# Addendum Cells — Mentor Feedback (Append-Only)

> Paste these cells **after the last cell** of `01_train_decision_tree.ipynb`.
> They will: (1) reuse existing variables/paths if present; (2) otherwise fall back
> to sensible defaults. Nothing in prior cells is modified.


In [None]:
# ## A0. Safe Imports and Paths (non-destructive)
import os, json, math, warnings
from pathlib import Path
warnings.filterwarnings("ignore")

import numpy as np
import pandas as pd

from sklearn.compose import ColumnTransformer
from sklearn.preprocessing import OneHotEncoder, StandardScaler
from sklearn.pipeline import Pipeline
from sklearn.model_selection import TimeSeriesSplit
from sklearn.metrics import mean_absolute_error
from sklearn.ensemble import RandomForestRegressor, GradientBoostingRegressor
from sklearn.inspection import permutation_importance

# Optional
try:
    import shap
    SHAP_AVAILABLE = True
except Exception:
    SHAP_AVAILABLE = False

# Reuse existing paths if they exist in globals; otherwise set defaults
try:
    ARTIFACTS
except NameError:
    ARTIFACTS = Path("artifacts")

try:
    FIGS
except NameError:
    FIGS = Path("reports") / "figures"

ARTIFACTS.mkdir(parents=True, exist_ok=True)
FIGS.mkdir(parents=True, exist_ok=True)

try:
    RANDOM_STATE
except NameError:
    RANDOM_STATE = 42

print("Using ARTIFACTS ->", ARTIFACTS)
print("Using FIGS      ->", FIGS)


In [None]:
# ## A1. Bootstrap Data/Columns from prior cells if missing
# Try to reuse df, target, date_col, preprocessor if defined; else infer.

if 'df' not in globals():
    # Fallback: try common data paths from the repo
    CANDS = [
        Path("data") / "mess_waste_GIM_500.csv",
        Path("mess_waste_GIM_500.csv"),
        Path("data") / "mess_waste_GIM_daily_exams.csv",
    ]
    src = next((p for p in CANDS if p.exists()), None)
    if src is None:
        raise FileNotFoundError("Could not find data. Please set df manually or place CSV under data/.")
    df = pd.read_csv(src)

# Detect/confirm target and date/event columns
POSSIBLE_TARGETS = ["food_waste_kg", "waste_kg", "leftover_kg", "wastage"]
DATE_CANDIDATES = ["date", "day", "timestamp", "dt"]
EVENT_CANDIDATES = ["event", "event_type", "special_event"]

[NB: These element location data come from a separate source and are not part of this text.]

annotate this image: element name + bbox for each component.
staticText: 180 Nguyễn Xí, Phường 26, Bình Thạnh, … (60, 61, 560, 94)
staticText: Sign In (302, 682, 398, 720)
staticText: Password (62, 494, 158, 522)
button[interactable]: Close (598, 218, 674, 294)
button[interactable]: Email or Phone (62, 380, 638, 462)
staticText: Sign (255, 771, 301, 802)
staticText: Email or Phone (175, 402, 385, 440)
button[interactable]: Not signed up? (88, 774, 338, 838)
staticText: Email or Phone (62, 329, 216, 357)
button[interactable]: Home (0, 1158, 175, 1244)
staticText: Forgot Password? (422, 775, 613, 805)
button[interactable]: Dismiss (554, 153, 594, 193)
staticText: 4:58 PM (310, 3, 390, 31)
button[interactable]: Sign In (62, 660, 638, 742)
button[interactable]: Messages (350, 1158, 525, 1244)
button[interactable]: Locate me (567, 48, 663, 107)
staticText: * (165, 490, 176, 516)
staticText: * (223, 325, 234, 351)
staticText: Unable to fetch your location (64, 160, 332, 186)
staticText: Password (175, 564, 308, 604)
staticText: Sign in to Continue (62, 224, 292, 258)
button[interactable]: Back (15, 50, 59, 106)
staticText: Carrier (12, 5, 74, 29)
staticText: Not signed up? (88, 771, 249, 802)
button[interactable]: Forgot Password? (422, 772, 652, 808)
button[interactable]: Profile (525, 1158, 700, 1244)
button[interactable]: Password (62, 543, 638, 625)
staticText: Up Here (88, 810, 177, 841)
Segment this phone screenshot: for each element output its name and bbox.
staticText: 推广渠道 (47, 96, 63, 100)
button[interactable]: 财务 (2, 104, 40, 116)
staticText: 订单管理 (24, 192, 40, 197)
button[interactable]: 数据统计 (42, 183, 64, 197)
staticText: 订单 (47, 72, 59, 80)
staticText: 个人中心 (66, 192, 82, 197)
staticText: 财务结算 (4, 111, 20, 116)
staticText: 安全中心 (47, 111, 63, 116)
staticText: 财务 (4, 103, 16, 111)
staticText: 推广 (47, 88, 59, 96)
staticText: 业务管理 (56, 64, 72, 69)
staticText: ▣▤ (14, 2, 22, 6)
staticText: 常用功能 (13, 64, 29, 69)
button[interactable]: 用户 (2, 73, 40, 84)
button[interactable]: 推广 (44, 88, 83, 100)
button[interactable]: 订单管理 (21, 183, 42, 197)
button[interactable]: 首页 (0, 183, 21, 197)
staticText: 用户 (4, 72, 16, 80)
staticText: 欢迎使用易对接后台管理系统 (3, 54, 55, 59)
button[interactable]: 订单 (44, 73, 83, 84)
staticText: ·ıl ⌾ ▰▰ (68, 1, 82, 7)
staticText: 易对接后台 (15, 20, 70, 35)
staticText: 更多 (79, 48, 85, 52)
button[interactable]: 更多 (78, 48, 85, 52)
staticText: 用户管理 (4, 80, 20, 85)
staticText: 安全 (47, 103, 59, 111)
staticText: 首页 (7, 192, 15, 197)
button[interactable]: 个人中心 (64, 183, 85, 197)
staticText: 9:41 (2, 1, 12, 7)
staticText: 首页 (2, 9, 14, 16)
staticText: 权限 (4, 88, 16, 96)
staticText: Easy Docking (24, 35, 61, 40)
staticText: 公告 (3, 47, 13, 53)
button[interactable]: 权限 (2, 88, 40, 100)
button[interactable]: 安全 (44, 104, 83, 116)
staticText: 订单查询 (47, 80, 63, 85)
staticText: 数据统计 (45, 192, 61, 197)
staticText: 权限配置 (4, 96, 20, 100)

if 'target' not in globals() or target not in df.columns:
    target = next((c for c in POSSIBLE_TARGETS if c in df.columns), None)
    if target is None:
        raise KeyError(f"Set target variable. Expected one of {POSSIBLE_TARGETS} in df.")

if 'date_col' not in globals() or date_col not in df.columns:
    date_col = next((c for c in DATE_CANDIDATES if c in df.columns), None)

if date_col is not None:
    df[date_col] = pd.to_datetime(df[date_col], errors="coerce")
    df = df.sort_values(date_col).reset_index(drop=True)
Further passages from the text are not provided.